In particular, Mike is modelling CN operations in summer, 1980 in the Manitoba town of Neepawa, located about two hours northwest of Winnipeg.
Mike’s N scale layout, which he started in 2016, is a loop-type diorama-style model railroad that measures 2 feet wide by 17 feet long.
The layout is centred on the rural agricultural town of Neepawa, with its yard, grain elevators and trestle south of town.
The layout doesn’t have staging, but a train can disappear into a hidden trench behind the scenery, reappearing as coming from the opposite direction.
Mike uses DCC to operate the layout. For now, he says, he just runs trains, but is in the process of making up several hundred cards to cover simulated typewritten orders governing trains and switch lists.
Scenery is made from extruded polystyrene foam, topped by ground foam, real sand and gravel and actual concrete for roads.
Trees are a mix of commercial kits for foreground trees and Woodland Scenics clump foliage for background trees.
Ninety percent of the buildings are scratchbuilt, including both elevators and their annexes/sheds, the big coal dealer’s shed, Sherritt Fertilizers, and the biggest feature on the layout, the scratchbuilt trestle.
The trestle, which lasted until 1981 on the prototype, contains 528 individually cut pieces of strip styrene. It is finished with a five-step painting process to look like wood (a mix of treated and untreated timbers).
Right now, the layout is supported by a standard wood frame. Mike’s plan is for it to eventually be supported by built-in cabinetry.
For track, Mike uses a mix of Atlas and Micorengineering code 55 flextrack and Microengineering code 55 #6 turnouts. Seventy-five percent of the track is laid.
Locomotives and power are appropriate for the time and place Mike is modelling. As a result, there are few Canadian government cylindrical grain hoppers since they could not run beyond Neepawa in 1980 (due to light rail restrictions).
On the layout, Mike uses GMD-1 locomotives from Rapido. The rolling stock is mostly Intermountain 40-foot grain boxcars, and a few covered hoppers, along with Microtrains and Roundhouse boxcars and Microtrains bulkhead flats.
The Pointe St. Charlies cabooses are from Prairie Shadows.
Mike did two years of research and planning before beginning construction.

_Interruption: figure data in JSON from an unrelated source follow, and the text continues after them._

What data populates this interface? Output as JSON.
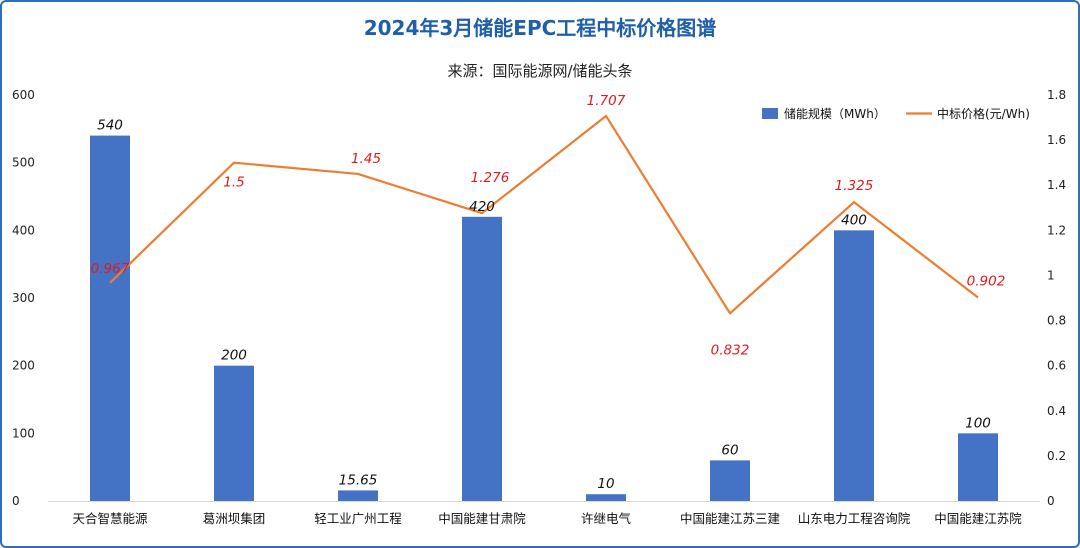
{
  "chart_data": {
    "type": "bar+line",
    "title": "2024年3月储能EPC工程中标价格图谱",
    "subtitle": "来源：国际能源网/储能头条",
    "categories": [
      "天合智慧能源",
      "葛洲坝集团",
      "轻工业广州工程",
      "中国能建甘肃院",
      "许继电气",
      "中国能建江苏三建",
      "山东电力工程咨询院",
      "中国能建江苏院"
    ],
    "series": [
      {
        "name": "储能规模（MWh）",
        "type": "bar",
        "axis": "left",
        "color": "#4472c4",
        "values": [
          540,
          200,
          15.65,
          420,
          10,
          60,
          400,
          100
        ],
        "labels": [
          "540",
          "200",
          "15.65",
          "420",
          "10",
          "60",
          "400",
          "100"
        ]
      },
      {
        "name": "中标价格(元/Wh)",
        "type": "line",
        "axis": "right",
        "color": "#ed7d31",
        "values": [
          0.967,
          1.5,
          1.45,
          1.276,
          1.707,
          0.832,
          1.325,
          0.902
        ],
        "labels": [
          "0.967",
          "1.5",
          "1.45",
          "1.276",
          "1.707",
          "0.832",
          "1.325",
          "0.902"
        ],
        "label_color": "#e31a1c"
      }
    ],
    "y_left": {
      "min": 0,
      "max": 600,
      "ticks": [
        "0",
        "100",
        "200",
        "300",
        "400",
        "500",
        "600"
      ]
    },
    "y_right": {
      "min": 0,
      "max": 1.8,
      "ticks": [
        "0",
        "0.2",
        "0.4",
        "0.6",
        "0.8",
        "1",
        "1.2",
        "1.4",
        "1.6",
        "1.8"
      ]
    },
    "legend_position": "top-right",
    "grid": false
  }
}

This included amassing aerial photos taken during the modelled timeline, research of photos of the rail yard and talking with retired train crews.
This is not the first N scale layout Mike has built. He used to have a large 21 by 26 foot layout that started out as the Union Pacific between Cheyenne and Laramie WY before he converted it to the Saskatchewan prairies (the CN Central Butte Sub. west of Moose Jaw).
This included scratchbuilding a GMD-1 in N scale, 20 years before Rapido made one commercially. It required parts from five units, so Mike is happy Rapido came along!
When he moved, the layout—which was almost complete—was dismantled and most of the equipment sold off.
Although that layout was gone, the seeds were sown for modelling the prairies, and the present Great Canadian Model Railroad is the result.